This week I’ve been reading Timothy Michael Law’s When God Spoke Greek: The Septuagint and the Making of the Christian Bible (Oxford Press, 2013).
In this work, Law makes reference to numerous text and translation issues relating to various Scriptural passages. In general, he wants to challenge the privileged place of the Hebrew Masoretic text of the Old Testament in the Christian tradition and to argue for the validity of the LXX.
One interesting passage he discusses is Psalm 8:5. Law notes:
The Greek translator makes a theological decision that will later impact Christian interpretation, using “angels” instead of “God” in verse 6 (verse 6 in the Septuagint). The Hebrew Bible, speaking of human beings, reads: “Yet you have made them a little lower than God . . .” The Septuagint translator was perhaps bothered by the suggestion that human beings were only “a little lower” than God, so he changed the passage to read: “You diminished him a little in comparison with the angels” (pp. 55-56).
Though the passage was well known to me, I was not fully aware of the text and translation issues within it.
A quick check of the text does indeed reveal that the Hebrew MT reads elohim, which is typically translated in the OT as “God,” though the form is technically a masculine plural, so it might be rendered “gods” or perhaps even “heavenly beings.”
The LXX does indeed read angeloi or “angels.” The LXX is also clearly the version cited in the only NT passage—Hebrews 2:7— where the OT passage is directly quoted.
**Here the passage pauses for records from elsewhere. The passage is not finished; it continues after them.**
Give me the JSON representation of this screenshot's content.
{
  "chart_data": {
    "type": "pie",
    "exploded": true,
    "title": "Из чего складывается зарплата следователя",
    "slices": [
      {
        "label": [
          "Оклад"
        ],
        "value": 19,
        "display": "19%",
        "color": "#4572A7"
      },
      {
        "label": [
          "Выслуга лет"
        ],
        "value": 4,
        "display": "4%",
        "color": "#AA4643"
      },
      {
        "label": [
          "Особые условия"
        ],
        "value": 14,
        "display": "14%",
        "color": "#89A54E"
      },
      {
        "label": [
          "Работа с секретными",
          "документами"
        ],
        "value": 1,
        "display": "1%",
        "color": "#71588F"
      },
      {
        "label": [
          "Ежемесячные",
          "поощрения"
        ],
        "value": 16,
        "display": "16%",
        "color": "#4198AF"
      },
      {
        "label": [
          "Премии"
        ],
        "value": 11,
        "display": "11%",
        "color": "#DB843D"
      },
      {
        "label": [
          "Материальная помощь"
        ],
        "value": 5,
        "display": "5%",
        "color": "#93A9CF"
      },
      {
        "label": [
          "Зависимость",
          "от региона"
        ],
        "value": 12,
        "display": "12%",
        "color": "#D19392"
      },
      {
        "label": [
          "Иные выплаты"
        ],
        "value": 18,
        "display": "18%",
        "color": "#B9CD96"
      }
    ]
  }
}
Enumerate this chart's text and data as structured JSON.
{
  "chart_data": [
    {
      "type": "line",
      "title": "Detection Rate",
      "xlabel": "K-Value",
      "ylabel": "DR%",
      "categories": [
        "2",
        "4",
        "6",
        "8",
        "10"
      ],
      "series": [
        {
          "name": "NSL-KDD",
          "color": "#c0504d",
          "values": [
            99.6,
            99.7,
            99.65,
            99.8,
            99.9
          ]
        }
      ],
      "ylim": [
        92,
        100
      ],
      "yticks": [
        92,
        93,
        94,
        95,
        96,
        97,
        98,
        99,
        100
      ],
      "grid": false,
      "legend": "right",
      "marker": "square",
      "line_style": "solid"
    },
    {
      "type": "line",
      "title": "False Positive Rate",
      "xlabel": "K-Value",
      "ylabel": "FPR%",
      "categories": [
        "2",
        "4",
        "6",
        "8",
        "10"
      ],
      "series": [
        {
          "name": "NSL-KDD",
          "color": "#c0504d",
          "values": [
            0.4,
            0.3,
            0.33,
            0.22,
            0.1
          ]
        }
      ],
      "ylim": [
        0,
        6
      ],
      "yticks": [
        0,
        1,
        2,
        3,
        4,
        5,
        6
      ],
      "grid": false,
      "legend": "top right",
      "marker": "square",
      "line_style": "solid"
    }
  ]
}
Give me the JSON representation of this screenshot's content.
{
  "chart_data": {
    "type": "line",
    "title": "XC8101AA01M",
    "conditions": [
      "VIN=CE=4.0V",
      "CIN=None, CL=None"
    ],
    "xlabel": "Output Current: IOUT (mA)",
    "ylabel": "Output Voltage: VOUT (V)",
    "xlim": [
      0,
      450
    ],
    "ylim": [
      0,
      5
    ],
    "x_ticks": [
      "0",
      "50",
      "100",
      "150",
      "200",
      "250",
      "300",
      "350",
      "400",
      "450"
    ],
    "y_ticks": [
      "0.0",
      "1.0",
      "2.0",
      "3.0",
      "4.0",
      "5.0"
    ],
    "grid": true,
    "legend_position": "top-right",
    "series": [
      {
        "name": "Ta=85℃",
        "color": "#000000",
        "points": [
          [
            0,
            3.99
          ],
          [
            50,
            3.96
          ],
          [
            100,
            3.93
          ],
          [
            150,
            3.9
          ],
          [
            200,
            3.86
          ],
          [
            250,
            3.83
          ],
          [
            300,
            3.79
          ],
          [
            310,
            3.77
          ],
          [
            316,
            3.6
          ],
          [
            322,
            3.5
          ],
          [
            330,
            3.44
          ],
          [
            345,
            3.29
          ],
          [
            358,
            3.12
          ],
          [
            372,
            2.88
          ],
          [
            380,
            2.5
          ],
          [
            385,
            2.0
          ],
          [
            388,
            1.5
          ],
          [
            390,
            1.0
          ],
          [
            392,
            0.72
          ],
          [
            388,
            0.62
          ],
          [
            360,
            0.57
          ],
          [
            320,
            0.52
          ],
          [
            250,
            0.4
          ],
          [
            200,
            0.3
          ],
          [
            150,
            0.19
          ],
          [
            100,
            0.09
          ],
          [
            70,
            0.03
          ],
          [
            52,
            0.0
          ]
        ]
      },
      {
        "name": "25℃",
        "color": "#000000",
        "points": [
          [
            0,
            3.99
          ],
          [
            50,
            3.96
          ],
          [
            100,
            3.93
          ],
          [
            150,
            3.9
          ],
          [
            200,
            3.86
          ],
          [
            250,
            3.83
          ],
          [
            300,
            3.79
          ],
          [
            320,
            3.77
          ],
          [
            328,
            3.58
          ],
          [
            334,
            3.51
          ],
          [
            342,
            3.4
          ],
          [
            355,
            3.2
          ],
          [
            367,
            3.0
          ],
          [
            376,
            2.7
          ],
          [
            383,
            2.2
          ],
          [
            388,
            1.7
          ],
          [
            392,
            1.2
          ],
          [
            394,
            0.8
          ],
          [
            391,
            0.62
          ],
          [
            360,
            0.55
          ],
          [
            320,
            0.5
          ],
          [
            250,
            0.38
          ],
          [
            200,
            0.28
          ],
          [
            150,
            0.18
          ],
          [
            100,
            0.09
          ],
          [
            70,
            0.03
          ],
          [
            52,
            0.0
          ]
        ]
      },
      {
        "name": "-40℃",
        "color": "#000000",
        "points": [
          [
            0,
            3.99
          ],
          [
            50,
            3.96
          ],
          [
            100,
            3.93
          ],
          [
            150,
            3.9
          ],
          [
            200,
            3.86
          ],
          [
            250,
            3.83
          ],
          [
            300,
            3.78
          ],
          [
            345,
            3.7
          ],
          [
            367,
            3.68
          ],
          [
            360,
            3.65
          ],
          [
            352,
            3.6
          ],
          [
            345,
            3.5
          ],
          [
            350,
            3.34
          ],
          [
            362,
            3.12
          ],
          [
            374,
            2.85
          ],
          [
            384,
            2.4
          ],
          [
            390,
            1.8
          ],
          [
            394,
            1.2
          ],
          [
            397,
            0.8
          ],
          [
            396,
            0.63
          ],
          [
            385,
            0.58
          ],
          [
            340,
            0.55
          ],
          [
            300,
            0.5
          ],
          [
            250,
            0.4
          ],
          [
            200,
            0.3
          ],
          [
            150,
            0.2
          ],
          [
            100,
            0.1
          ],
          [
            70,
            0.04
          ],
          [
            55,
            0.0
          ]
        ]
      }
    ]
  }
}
Reformation Era Translations:
The King James Version, which normally follows the Hebrew MT, does not render elohim as “God” but as “angels.” Compare:
KJV Psalm 8:5 For thou hast made him a little lower than the angels, and hast crowned him with glory and honour.
What are we to make of this decision? Did the KJV translators here act like many modern OT editors and translators and choose to follow the LXX rather than the Hebrew?
Such a choice was not unanimous among the Reformation era translations. The Geneva Bible sticks with the Hebrew:
Geneva Bible Psalm 8:5: For thou has made him a little lower than God, and crowned him with glory and worship.
Likewise, the 1590 Hungarian translation of Karoli Gaspar also follows the Hebrew:
Hiszen kevéssel tetted õt kisebbé az Istennél, és dicsõséggel és tisztességgel megkoronáztad õt!
Note its use of Isten (God) rather than angyalok (angels).
The question one might pose is why the KJV translators who are usually so careful to follow the Hebrew original seemingly depart from it here.
The NASB follows the Hebrew Masoretic text in translating “God”:
NASB Psalm 8:5 Yet Thou hast made him a little lower than God, And dost crown him with glory and majesty!
The NKJV follows the KJV’s lead in translating “angels”:
NKJV Psalm 8:5 For You have made him a little lower than the angels, And You have crowned him with glory and honor.
The NIV departs from both by translating “heavenly beings”:
NIV Psalm 8:5 You made him a little lower than the heavenly beings and crowned him with glory and honor.
The ESV follows the same route as the NIV by using “heavenly beings”:
ESV Psalm 8:5 Yet you have made him a little lower than the heavenly beings and crowned him with glory and honor.
The ESV also adds a note explaining: “Psalm 8:5 Or than God; Septuagint than the angels.”
Back to the KJV translation choice:
I think the KJV translation choice at Psalm 8:5 can be understood as an attempt to produce an ecclesiastical translation which harmonizes the OT passage with its NT citation of this verse at Hebrews 2:7, which in Greek reads angeloi and is rendered in English as “angels.”
The Geneva Bible uses “angels” at Hebrews 2:7 and the Karoli angelok (angels). The modern English translations (NASB; NIV; ESV; NKJV) all use “angels” at Hebrews 2:7 also.
The KJV (and the NKJV which follows it) is the only translation that harmonizes the two passages (Psalm 8:5 and Hebrews 2:7) by making the reference identical. Again, this would be a place where one might say that the KJV is driven more by an ecclesiastical concern than a purely academic one. The point is not that the KJV translators were following the Septuagint at Psalm 8:5 but that they were following the Greek of Hebrews 2:7. That is, they were guiding the reader to naturally understand the harmony between Psalm 8:5 and Hebrews 2:7 as part of the harmony of the Christian Scripture.
I have been reading this book also. It is a helpful insight since many of the early Christians recieved their Old Testament from the Septuagint until Jerome. I appreciate you pointing out this variant. Most of the New Testament quotations match up with the Septuagint, and I think the KJV translators were privy to that.